You are also concerned about the loss of those spaces for the musicians who relied on them to experiment. Is that personal, too? 
NYU is this immense space where it’s so hard for people to meet each other sometimes.  There are musicians teaching classes in different schools and we can’t find each other. All the folks I meet say the same thing. It would be great if we could not only meet and talk but have moments to play with each other. So I’m having a bunch of small, unofficial performances with musicians and faculty members from around NYU.
The exhibition examines changes in the music industry and the way audiences consume music.
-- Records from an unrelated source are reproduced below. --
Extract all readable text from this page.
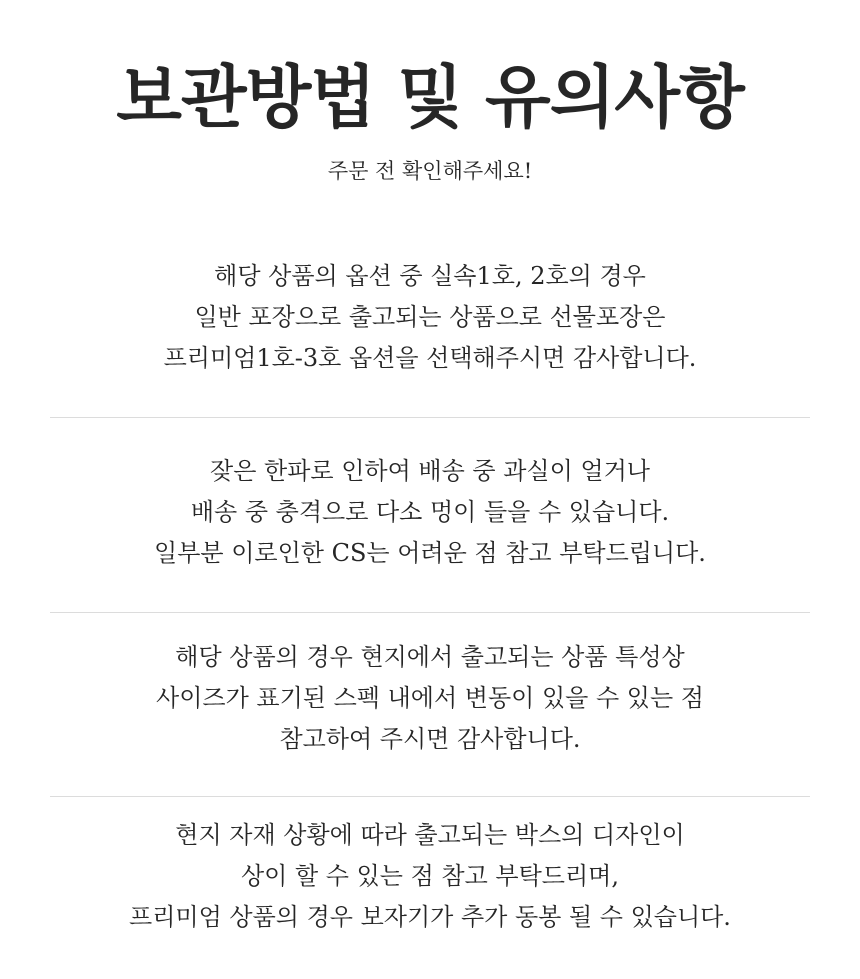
보관방법 및 유의사항

주문 전 확인해주세요!

해당 상품의 옵션 중 실속1호, 2호의 경우
일반 포장으로 출고되는 상품으로 선물포장은
프리미엄1호-3호 옵션을 선택해주시면 감사합니다.
잦은 한파로 인하여 배송 중 과실이 얼거나
배송 중 충격으로 다소 멍이 들을 수 있습니다.
일부분 이로인한 CS는 어려운 점 참고 부탁드립니다.
해당 상품의 경우 현지에서 출고되는 상품 특성상
사이즈가 표기된 스펙 내에서 변동이 있을 수 있는 점
참고하여 주시면 감사합니다.
현지 자재 상황에 따라 출고되는 박스의 디자인이
상이 할 수 있는 점 참고 부탁드리며,
프리미엄 상품의 경우 보자기가 추가 동봉 될 수 있습니다.
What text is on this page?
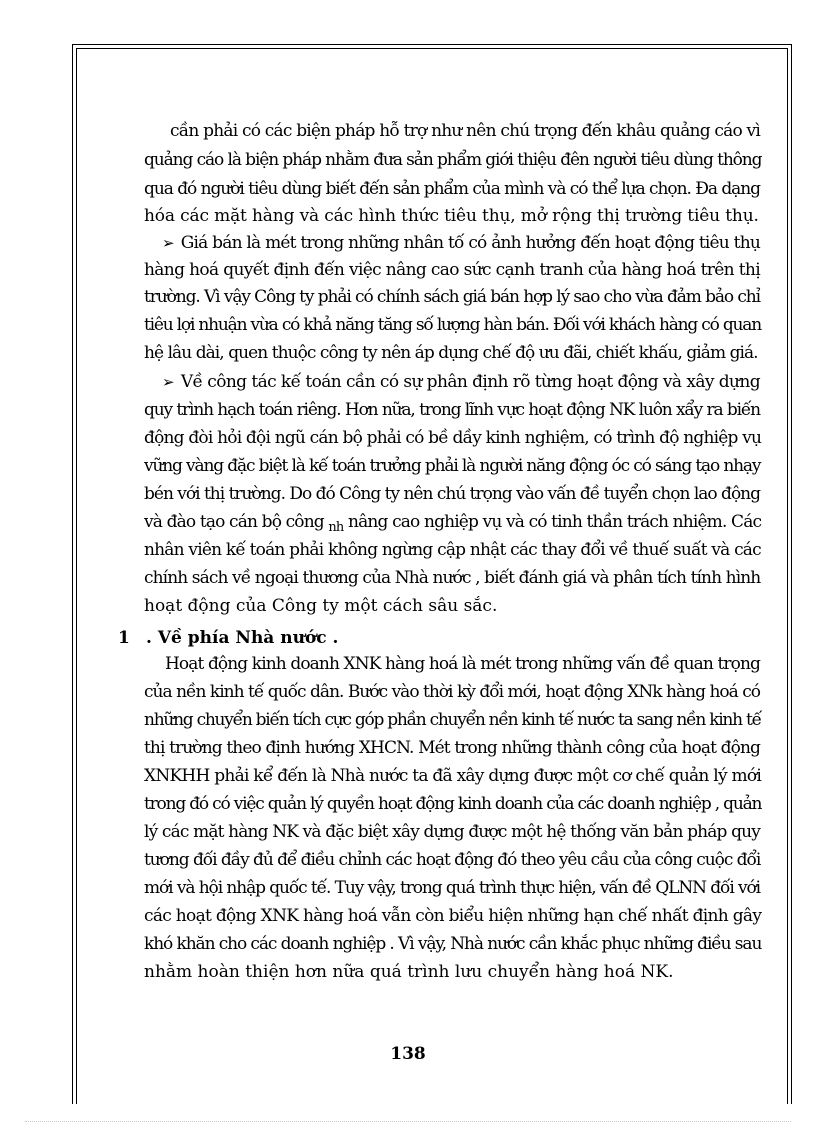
cần phải có các biện pháp hỗ trợ như nên chú trọng đến khâu quảng cáo vì
quảng cáo là biện pháp nhằm đưa sản phẩm giới thiệu đên người tiêu dùng thông
qua đó người tiêu dùng biết đến sản phẩm của mình và có thể lựa chọn. Đa dạng
hóa các mặt hàng và các hình thức tiêu thụ, mở rộng thị trường tiêu thụ.
➢ Giá bán là mét trong những nhân tố có ảnh hưởng đến hoạt động tiêu thụ
hàng hoá quyết định đến việc nâng cao sức cạnh tranh của hàng hoá trên thị
trường. Vì vậy Công ty phải có chính sách giá bán hợp lý sao cho vừa đảm bảo chỉ
tiêu lợi nhuận vừa có khả năng tăng số lượng hàn bán. Đối với khách hàng có quan
hệ lâu dài, quen thuộc công ty nên áp dụng chế độ ưu đãi, chiết khấu, giảm giá.
➢ Về công tác kế toán cần có sự phân định rõ từng hoạt động và xây dựng
quy trình hạch toán riêng. Hơn nữa, trong lĩnh vực hoạt động NK luôn xẩy ra biến
động đòi hỏi đội ngũ cán bộ phải có bề dầy kinh nghiệm, có trình độ nghiệp vụ
vững vàng đặc biệt là kế toán trưởng phải là người năng động óc có sáng tạo nhạy
bén với thị trường. Do đó Công ty nên chú trọng vào vấn đề tuyển chọn lao động
và đào tạo cán bộ công $_{nh}$ nâng cao nghiệp vụ và có tinh thần trách nhiệm. Các
nhân viên kế toán phải không ngừng cập nhật các thay đổi về thuế suất và các
chính sách về ngoại thương của Nhà nước , biết đánh giá và phân tích tính hình
hoạt động của Công ty một cách sâu sắc.
1 . Về phía Nhà nước .
Hoạt động kinh doanh XNK hàng hoá là mét trong những vấn đề quan trọng
của nền kinh tế quốc dân. Bước vào thời kỳ đổi mới, hoạt động XNk hàng hoá có
những chuyển biến tích cực góp phần chuyển nền kinh tế nước ta sang nền kinh tế
thị trường theo định hướng XHCN. Mét trong những thành công của hoạt động
XNKHH phải kể đến là Nhà nước ta đã xây dựng được một cơ chế quản lý mới
trong đó có việc quản lý quyền hoạt động kinh doanh của các doanh nghiệp , quản
lý các mặt hàng NK và đặc biệt xây dựng được một hệ thống văn bản pháp quy
tương đối đầy đủ để điều chỉnh các hoạt động đó theo yêu cầu của công cuộc đổi
mới và hội nhập quốc tế. Tuy vậy, trong quá trình thực hiện, vấn đề QLNN đối với
các hoạt động XNK hàng hoá vẫn còn biểu hiện những hạn chế nhất định gây
khó khăn cho các doanh nghiệp . Vì vậy, Nhà nước cần khắc phục những điều sau
nhằm hoàn thiện hơn nữa quá trình lưu chuyển hàng hoá NK.
138
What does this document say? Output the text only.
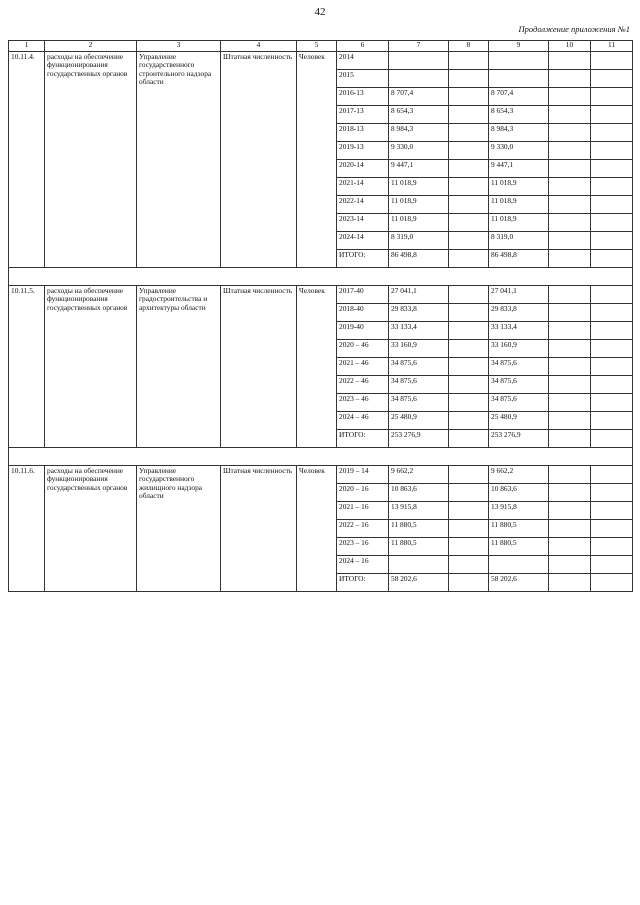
42
Продолжение приложения №1
1	2	3	4	5	6	7	8	9	10	11
10.11.4.	расходы на обеспечение функционирования государственных органов	Управление государственного строительного надзора области	Штатная численность	Человек	2014					
					2015					
					2016-13	8 707,4		8 707,4		
					2017-13	8 654,3		8 654,3		
					2018-13	8 984,3		8 984,3		
					2019-13	9 330,0		9 330,0		
					2020-14	9 447,1		9 447,1		
					2021-14	11 018,9		11 018,9		
					2022-14	11 018,9		11 018,9		
					2023-14	11 018,9		11 018,9		
					2024-14	8 319,0		8 319,0		
					ИТОГО:	86 498,8		86 498,8		

10.11.5.	расходы на обеспечение функционирования государственных органов	Управление градостроительства и архитектуры области	Штатная численность	Человек	2017-40	27 041,1		27 041,1		
					2018-40	29 833,8		29 833,8		
					2019-40	33 133,4		33 133,4		
					2020 – 46	33 160,9		33 160,9		
					2021 – 46	34 875,6		34 875,6		
					2022 – 46	34 875,6		34 875,6		
					2023 – 46	34 875,6		34 875,6		
					2024 – 46	25 480,9		25 480,9		
					ИТОГО:	253 276,9		253 276,9		

10.11.6.	расходы на обеспечение функционирования государственных органов	Управление государственного жилищного надзора области	Штатная численность	Человек	2019 – 14	9 662,2		9 662,2		
					2020 – 16	10 863,6		10 863,6		
					2021 – 16	13 915,8		13 915,8		
					2022 – 16	11 880,5		11 880,5		
					2023 – 16	11 880,5		11 880,5		
					2024 – 16					
					ИТОГО:	58 202,6		58 202,6		
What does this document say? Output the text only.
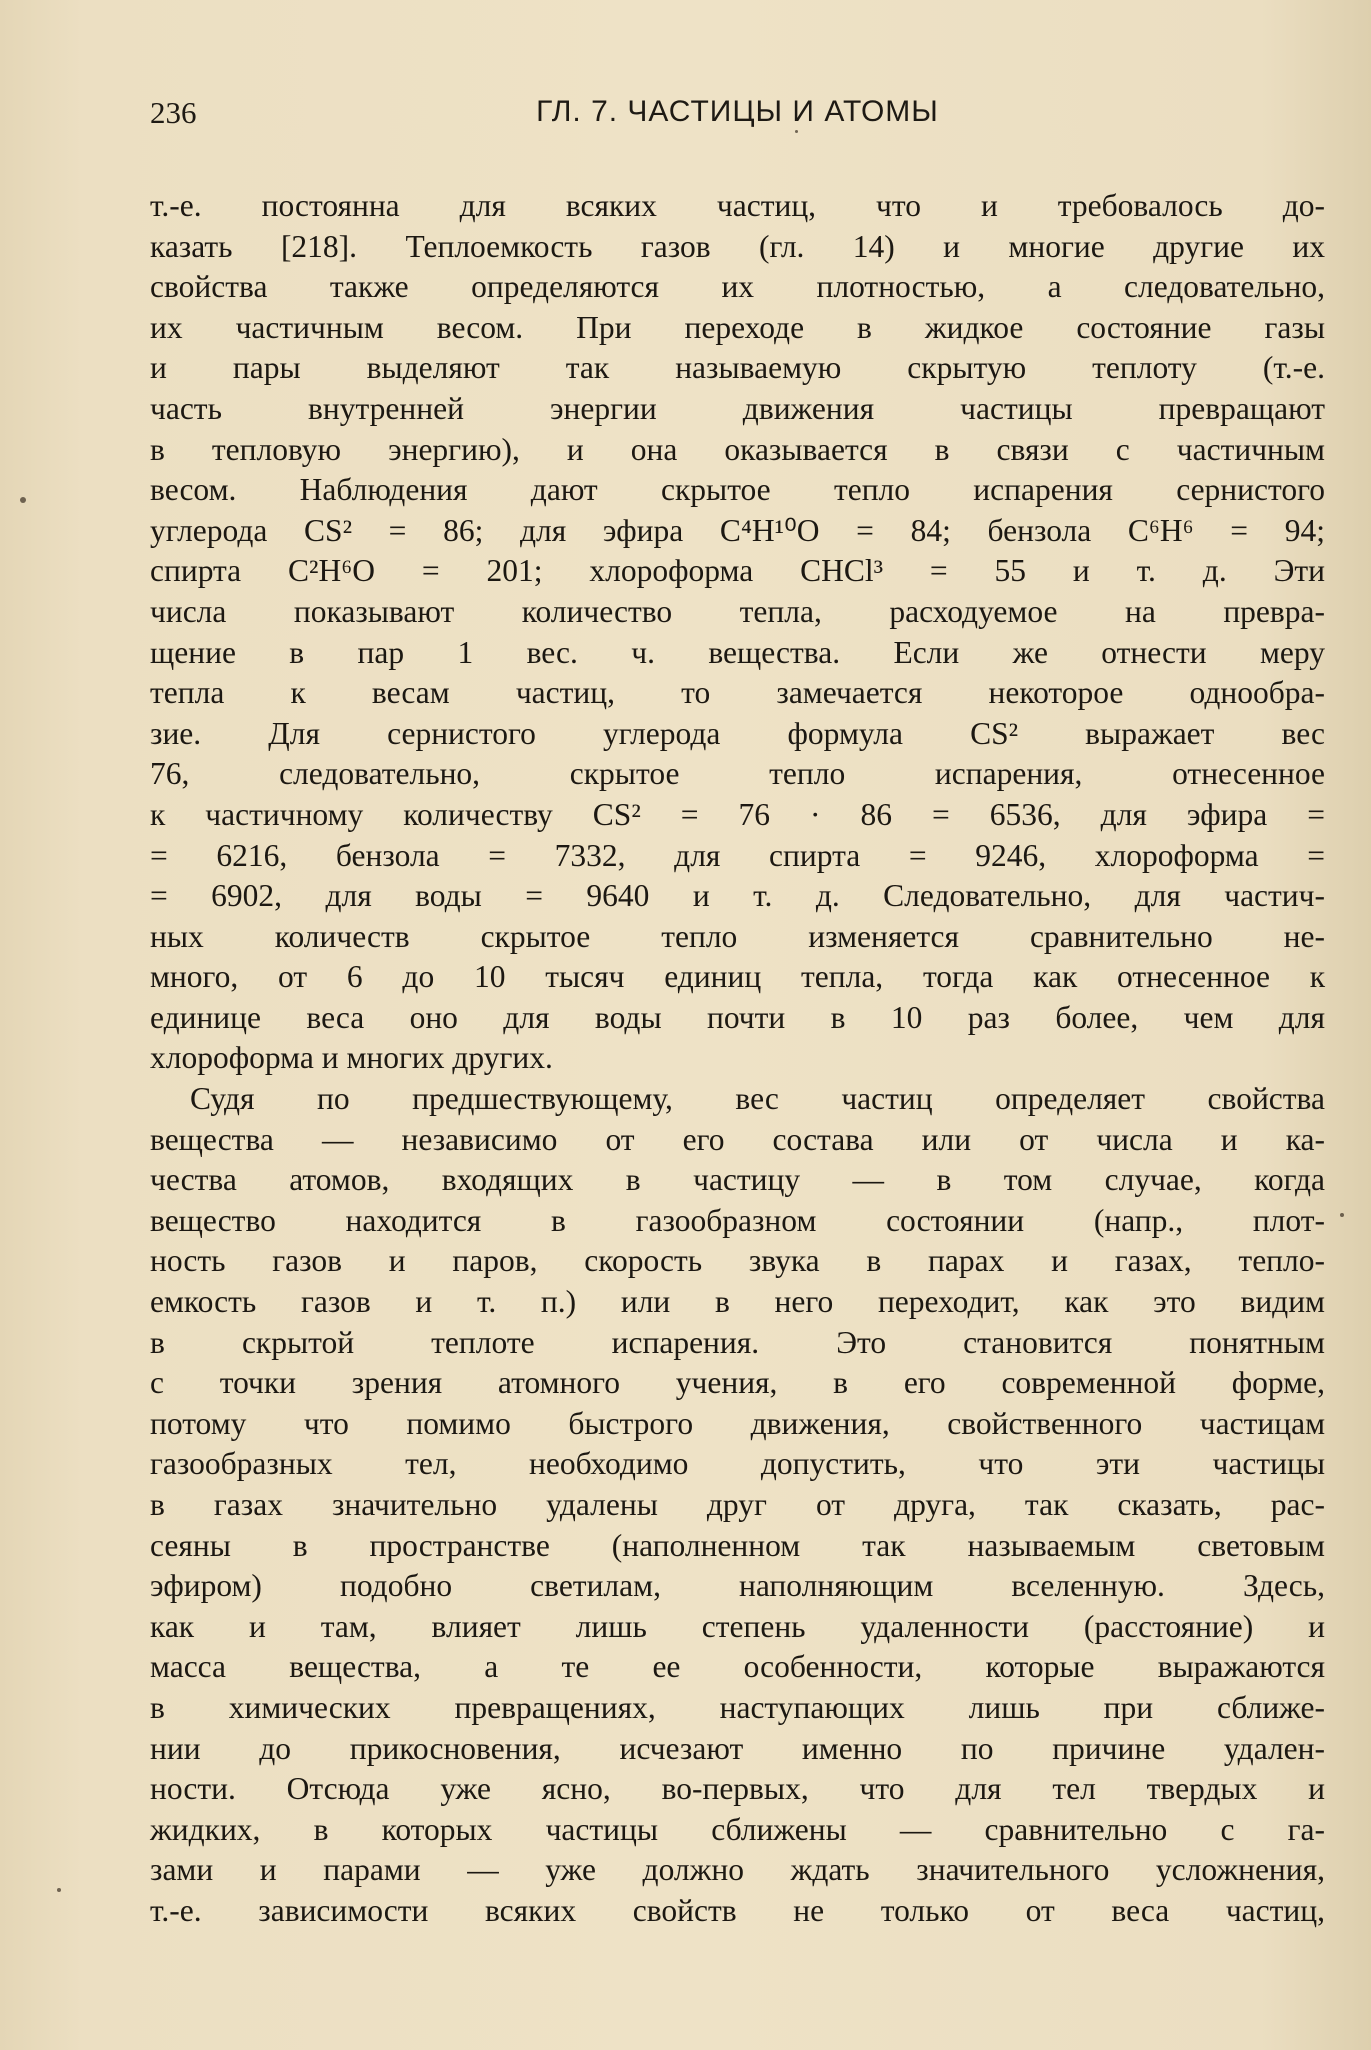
236	ГЛ. 7. ЧАСТИЦЫ И АТОМЫ
т.-е. постоянна для всяких частиц, что и требовалось до-
казать [218]. Теплоемкость газов (гл. 14) и многие другие их
свойства также определяются их плотностью, а следовательно,
их частичным весом. При переходе в жидкое состояние газы
и пары выделяют так называемую скрытую теплоту (т.-е.
часть внутренней энергии движения частицы превращают
в тепловую энергию), и она оказывается в связи с частичным
весом. Наблюдения дают скрытое тепло испарения сернистого
углерода CS² = 86; для эфира C⁴H¹⁰O = 84; бензола C⁶H⁶ = 94;
спирта C²H⁶O = 201; хлороформа CHCl³ = 55 и т. д. Эти
числа показывают количество тепла, расходуемое на превра-
щение в пар 1 вес. ч. вещества. Если же отнести меру
тепла к весам частиц, то замечается некоторое однообра-
зие. Для сернистого углерода формула CS² выражает вес
76, следовательно, скрытое тепло испарения, отнесенное
к частичному количеству CS² = 76 · 86 = 6536, для эфира =
= 6216, бензола = 7332, для спирта = 9246, хлороформа =
= 6902, для воды = 9640 и т. д. Следовательно, для частич-
ных количеств скрытое тепло изменяется сравнительно не-
много, от 6 до 10 тысяч единиц тепла, тогда как отнесенное к
единице веса оно для воды почти в 10 раз более, чем для
хлороформа и многих других.
Судя по предшествующему, вес частиц определяет свойства
вещества — независимо от его состава или от числа и ка-
чества атомов, входящих в частицу — в том случае, когда
вещество находится в газообразном состоянии (напр., плот-
ность газов и паров, скорость звука в парах и газах, тепло-
емкость газов и т. п.) или в него переходит, как это видим
в скрытой теплоте испарения. Это становится понятным
с точки зрения атомного учения, в его современной форме,
потому что помимо быстрого движения, свойственного частицам
газообразных тел, необходимо допустить, что эти частицы
в газах значительно удалены друг от друга, так сказать, рас-
сеяны в пространстве (наполненном так называемым световым
эфиром) подобно светилам, наполняющим вселенную. Здесь,
как и там, влияет лишь степень удаленности (расстояние) и
масса вещества, а те ее особенности, которые выражаются
в химических превращениях, наступающих лишь при сближе-
нии до прикосновения, исчезают именно по причине удален-
ности. Отсюда уже ясно, во-первых, что для тел твердых и
жидких, в которых частицы сближены — сравнительно с га-
зами и парами — уже должно ждать значительного усложнения,
т.-е. зависимости всяких свойств не только от веса частиц,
Most of us listen on our devices, right? Like streaming, which is great, is incredibly convenient. But maybe only some of us are also aware of the other side to it, which is that artists really don’t get paid well when their music streams. They get a fraction of a fraction of a cent, literally. It’s really sad. And when everything is at our fingertips, do we find ourselves going out to engage with the making of the thing? Maybe we might go to a big concert at Madison Square Garden or at the Brooklyn Academy of Music every once in a while, but how many of us spend time, if we have the time to spend, in an artist’s studio or in a more intimate kind of setting, seeing the thing that we love being made? The show tries to maybe comment, touch on those kinds of things. 
Rather than a nostalgic look back, this exhibition asks music lovers to think about the future. Why? 
It’s a celebration, but also a little elbow in the side, like “Hey, they don’t have to be gone.” Maybe we can build it into designing our city, because this city always redesigns itself. It’s never satisfied to stay still.